About the disciplines

  • Rhythmic gymnastics: Rhythmic gymnastics is characterized by grace, beauty and elegance combined with dance and acrobatic elements, while working with ribbons, balls, hoops, ropes and clubs in a choreographed routine to music. The choreography must cover the entire floor and contain a balance of jumps, leaps, pivots, balances and flexibility movements. Only four of the apparatus are competed each quad, and the four for 2016 are hoop, ball, clubs and ribbon. Each movement involves a high degree of athletic skill. Physical abilities needed by a rhythmic gymnast include strength, power, flexibility, agility, dexterity, endurance and hand-eye coordination.

    In the group event, five athletes work together as one cohesive unit. Group is judged on the ability of the athletes to demonstrate mastery of body and apparatus skills in a synchronized, harmonious manner. A group exercise must include difficulties from the same body movement categories that apply to individual competition and characteristic movements for the apparatus. In addition, the group athletes must execute elements involving both large and small exchanges of equipment. The more interaction between the gymnasts, the better the exercise is. The apparatus used in group competition is selected by the FIG. One of the routines is performed with five of the same pieces of apparatus, the other routine is choreographed with mixed equipment. This year’s apparatus are five hoops and 10 clubs.

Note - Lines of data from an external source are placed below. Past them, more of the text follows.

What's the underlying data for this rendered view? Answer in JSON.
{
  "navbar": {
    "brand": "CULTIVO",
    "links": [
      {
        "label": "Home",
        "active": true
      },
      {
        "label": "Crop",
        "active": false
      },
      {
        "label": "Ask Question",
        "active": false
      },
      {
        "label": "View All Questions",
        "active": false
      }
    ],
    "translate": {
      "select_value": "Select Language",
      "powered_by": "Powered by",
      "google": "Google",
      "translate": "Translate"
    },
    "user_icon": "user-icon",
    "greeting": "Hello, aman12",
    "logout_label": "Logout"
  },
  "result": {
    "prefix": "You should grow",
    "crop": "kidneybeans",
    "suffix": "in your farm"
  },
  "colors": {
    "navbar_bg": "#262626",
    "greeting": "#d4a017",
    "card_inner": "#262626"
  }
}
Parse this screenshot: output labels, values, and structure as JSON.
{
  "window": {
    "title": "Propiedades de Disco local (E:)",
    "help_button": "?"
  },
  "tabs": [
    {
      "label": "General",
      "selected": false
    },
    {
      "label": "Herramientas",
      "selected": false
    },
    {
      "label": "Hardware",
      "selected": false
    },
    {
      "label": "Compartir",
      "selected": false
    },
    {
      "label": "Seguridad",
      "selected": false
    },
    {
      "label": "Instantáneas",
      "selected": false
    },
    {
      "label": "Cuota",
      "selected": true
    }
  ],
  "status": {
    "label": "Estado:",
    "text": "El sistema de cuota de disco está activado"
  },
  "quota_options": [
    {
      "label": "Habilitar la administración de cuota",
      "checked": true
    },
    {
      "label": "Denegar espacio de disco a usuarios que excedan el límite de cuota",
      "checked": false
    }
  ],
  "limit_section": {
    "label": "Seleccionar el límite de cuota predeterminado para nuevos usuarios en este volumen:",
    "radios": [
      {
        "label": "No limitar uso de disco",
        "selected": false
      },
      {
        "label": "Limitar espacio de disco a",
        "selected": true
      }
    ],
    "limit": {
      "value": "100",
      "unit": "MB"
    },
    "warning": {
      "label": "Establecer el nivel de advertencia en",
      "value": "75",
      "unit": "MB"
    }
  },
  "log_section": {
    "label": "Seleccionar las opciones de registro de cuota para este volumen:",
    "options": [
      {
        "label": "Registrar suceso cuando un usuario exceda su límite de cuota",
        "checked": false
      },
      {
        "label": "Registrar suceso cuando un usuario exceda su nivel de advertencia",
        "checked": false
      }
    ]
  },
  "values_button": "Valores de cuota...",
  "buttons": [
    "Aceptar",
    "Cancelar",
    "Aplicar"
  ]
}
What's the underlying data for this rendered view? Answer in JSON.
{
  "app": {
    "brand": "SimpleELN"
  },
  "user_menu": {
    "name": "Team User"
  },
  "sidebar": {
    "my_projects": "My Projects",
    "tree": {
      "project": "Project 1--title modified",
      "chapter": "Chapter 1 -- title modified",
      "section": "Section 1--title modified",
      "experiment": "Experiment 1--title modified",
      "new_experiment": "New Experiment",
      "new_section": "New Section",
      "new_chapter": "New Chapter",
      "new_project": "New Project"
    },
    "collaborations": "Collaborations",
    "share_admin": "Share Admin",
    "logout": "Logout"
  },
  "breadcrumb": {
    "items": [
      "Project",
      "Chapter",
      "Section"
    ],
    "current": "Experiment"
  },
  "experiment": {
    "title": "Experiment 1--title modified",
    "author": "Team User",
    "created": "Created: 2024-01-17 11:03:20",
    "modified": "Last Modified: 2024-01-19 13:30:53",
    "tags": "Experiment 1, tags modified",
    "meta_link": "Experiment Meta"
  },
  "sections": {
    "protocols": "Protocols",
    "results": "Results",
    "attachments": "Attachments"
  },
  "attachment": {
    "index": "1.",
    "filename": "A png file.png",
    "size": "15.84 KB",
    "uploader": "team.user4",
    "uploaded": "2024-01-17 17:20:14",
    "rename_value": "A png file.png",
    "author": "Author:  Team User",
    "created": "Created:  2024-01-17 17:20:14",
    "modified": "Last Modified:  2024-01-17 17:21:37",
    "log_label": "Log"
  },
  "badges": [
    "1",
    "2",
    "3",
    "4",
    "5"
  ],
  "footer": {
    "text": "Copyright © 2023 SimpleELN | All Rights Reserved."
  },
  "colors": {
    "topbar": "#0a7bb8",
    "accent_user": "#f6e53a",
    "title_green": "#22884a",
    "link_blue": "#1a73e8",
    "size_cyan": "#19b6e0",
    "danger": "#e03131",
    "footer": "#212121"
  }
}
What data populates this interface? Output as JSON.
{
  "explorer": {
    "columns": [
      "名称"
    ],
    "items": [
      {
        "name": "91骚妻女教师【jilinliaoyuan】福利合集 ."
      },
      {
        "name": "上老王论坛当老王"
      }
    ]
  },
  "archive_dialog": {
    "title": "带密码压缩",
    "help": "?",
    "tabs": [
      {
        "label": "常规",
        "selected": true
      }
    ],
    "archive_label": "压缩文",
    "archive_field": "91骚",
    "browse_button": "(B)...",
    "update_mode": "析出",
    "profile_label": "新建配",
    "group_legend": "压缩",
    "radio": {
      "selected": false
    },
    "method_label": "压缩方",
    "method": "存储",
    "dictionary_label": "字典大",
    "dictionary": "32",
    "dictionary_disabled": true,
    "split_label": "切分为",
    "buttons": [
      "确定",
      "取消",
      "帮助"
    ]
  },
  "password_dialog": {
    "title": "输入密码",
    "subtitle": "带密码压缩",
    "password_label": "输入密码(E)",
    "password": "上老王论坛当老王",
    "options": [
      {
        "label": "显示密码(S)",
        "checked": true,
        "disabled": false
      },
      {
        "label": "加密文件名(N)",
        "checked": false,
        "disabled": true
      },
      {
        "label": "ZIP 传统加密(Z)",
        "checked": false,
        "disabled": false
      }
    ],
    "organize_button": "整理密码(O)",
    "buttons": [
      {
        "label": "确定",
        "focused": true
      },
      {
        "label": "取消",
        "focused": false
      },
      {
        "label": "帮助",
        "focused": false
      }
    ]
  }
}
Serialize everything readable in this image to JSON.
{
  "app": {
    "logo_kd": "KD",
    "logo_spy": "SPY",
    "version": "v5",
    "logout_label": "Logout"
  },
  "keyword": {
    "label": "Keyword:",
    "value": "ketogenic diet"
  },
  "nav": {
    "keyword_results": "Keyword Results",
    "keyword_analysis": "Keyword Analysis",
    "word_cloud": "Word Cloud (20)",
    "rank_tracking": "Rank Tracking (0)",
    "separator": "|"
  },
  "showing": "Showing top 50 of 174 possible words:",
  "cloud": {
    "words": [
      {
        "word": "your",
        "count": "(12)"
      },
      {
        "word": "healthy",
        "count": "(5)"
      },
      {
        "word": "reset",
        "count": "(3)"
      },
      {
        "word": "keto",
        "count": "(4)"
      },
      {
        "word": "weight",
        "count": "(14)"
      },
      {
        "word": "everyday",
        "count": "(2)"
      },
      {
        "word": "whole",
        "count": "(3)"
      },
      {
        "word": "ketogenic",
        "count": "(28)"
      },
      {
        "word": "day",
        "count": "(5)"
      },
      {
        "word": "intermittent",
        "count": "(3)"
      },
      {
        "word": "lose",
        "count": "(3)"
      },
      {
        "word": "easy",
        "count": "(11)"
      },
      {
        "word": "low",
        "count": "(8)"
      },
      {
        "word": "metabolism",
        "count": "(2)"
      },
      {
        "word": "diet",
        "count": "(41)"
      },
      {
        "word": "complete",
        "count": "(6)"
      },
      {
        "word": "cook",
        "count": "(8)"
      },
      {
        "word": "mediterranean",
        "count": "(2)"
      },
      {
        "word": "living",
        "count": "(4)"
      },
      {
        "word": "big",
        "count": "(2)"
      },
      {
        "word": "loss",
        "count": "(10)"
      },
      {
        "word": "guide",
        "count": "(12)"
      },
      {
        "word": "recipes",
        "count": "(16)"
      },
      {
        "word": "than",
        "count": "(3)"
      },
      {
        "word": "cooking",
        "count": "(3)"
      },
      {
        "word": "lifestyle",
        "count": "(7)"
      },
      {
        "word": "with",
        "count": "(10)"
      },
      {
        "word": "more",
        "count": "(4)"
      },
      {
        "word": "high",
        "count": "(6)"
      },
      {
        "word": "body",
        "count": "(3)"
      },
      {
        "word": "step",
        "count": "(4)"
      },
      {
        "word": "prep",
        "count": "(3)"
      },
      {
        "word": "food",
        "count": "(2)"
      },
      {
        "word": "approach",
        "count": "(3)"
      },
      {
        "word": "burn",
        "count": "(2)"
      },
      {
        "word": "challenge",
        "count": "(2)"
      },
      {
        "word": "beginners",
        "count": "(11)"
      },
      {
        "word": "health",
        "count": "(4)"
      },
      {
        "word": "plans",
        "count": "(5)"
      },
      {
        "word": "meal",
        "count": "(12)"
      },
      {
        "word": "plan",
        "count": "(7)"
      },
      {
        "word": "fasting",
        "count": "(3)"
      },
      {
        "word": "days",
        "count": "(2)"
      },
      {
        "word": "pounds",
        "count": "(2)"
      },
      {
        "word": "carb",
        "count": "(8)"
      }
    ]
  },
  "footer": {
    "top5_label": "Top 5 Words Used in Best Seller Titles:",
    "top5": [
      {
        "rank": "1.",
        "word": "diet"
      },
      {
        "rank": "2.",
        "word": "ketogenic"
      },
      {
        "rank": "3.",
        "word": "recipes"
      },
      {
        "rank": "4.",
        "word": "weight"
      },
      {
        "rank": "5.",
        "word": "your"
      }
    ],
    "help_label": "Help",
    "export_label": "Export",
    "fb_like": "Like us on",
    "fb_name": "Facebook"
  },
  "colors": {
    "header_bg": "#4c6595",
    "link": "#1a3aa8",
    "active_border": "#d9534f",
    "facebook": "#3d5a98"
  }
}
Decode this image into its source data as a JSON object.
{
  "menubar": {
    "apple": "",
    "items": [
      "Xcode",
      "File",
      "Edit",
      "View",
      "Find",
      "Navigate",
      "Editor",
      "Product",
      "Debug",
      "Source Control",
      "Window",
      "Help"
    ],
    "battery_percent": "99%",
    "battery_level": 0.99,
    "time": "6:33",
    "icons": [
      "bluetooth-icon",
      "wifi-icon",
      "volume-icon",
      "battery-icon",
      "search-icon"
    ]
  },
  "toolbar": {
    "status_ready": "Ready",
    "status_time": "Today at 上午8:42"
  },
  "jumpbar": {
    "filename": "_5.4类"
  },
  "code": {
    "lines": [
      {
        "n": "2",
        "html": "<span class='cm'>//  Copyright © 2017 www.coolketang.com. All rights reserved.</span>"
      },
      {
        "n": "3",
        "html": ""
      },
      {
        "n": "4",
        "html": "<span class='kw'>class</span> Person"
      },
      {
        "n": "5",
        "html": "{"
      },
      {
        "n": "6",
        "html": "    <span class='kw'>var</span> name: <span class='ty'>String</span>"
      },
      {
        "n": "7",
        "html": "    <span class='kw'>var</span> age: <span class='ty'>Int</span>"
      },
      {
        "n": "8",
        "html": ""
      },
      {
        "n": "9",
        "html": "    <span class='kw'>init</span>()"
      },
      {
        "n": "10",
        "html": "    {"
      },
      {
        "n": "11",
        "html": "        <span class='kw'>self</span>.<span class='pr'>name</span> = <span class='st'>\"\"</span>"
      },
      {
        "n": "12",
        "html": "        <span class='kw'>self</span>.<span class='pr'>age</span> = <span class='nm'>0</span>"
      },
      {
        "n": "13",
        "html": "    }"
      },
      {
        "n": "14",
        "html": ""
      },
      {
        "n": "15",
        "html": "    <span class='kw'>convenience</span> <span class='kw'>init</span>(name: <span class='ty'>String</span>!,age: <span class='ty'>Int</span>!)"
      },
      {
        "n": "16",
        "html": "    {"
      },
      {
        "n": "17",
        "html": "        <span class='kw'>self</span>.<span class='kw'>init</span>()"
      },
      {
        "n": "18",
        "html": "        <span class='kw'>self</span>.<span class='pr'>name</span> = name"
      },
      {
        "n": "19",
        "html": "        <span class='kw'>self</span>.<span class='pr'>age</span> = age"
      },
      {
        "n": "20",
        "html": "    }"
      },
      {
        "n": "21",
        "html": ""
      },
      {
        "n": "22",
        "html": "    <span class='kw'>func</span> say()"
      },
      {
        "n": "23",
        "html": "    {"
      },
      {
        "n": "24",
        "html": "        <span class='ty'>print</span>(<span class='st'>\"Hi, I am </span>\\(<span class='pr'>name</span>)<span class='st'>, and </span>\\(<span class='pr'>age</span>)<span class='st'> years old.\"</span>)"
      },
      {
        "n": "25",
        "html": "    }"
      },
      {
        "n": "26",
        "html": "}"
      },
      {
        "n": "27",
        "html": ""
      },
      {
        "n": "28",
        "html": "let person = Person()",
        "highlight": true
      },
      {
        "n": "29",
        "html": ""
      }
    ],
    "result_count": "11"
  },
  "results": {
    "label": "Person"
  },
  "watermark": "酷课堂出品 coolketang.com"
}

  • Trampoline/tumbling: Trampoline events involve athletes using trampolines that can propel them up to 30 feet in the air, during which they can perform double and triple twisting somersaults. Tumbling utilizes elevated rod-floor runways that enable athletes to jump at heights more than 10 feet and execute a variety of acrobatic maneuvers. For the double-mini competition, the athlete makes a short run, leaps onto a small two-level trampoline, performs an aerial maneuver and dismounts onto a landing mat. Synchronized trampoline demands the same athletic skill as individual trampoline, while adding the element of precision timing. Using two trampolines, two athletes perform identical 10-skill routines at the same time. Trampoline was added to the Olympic Games in 2000, and at the 2012 Olympic Games in London, the USA had its first athlete in history advance to the finals.

Background information

  • Central Florida Sports Commission. The Central Florida Sports Commission strategically solicits, creates and supports marquee sports-related events and businesses that enhance our community’s economy. The Sports Commission represents the counties of Lake, Orange, Osceola, Seminole and Volusia, as well as the City of Orlando. For more information, visit www.centralfloridasports.org.

  • International Gymnastics Federation. The International Gymnastics Federation is the governing body for gymnastics worldwide. It is the oldest established international sports federation and has participated in the Olympic Games since their revival in 1896. The FIG governs seven disciplines: Gymnastics for All, Men’s Artistic, Women’s Artistic, Rhythmic, Trampoline, Aerobic and Acrobatic. It counts 135 national member federations and boasts a 27-person staff at its international seat in Lausanne (SUI), host city of the International Olympic Committee (IOC).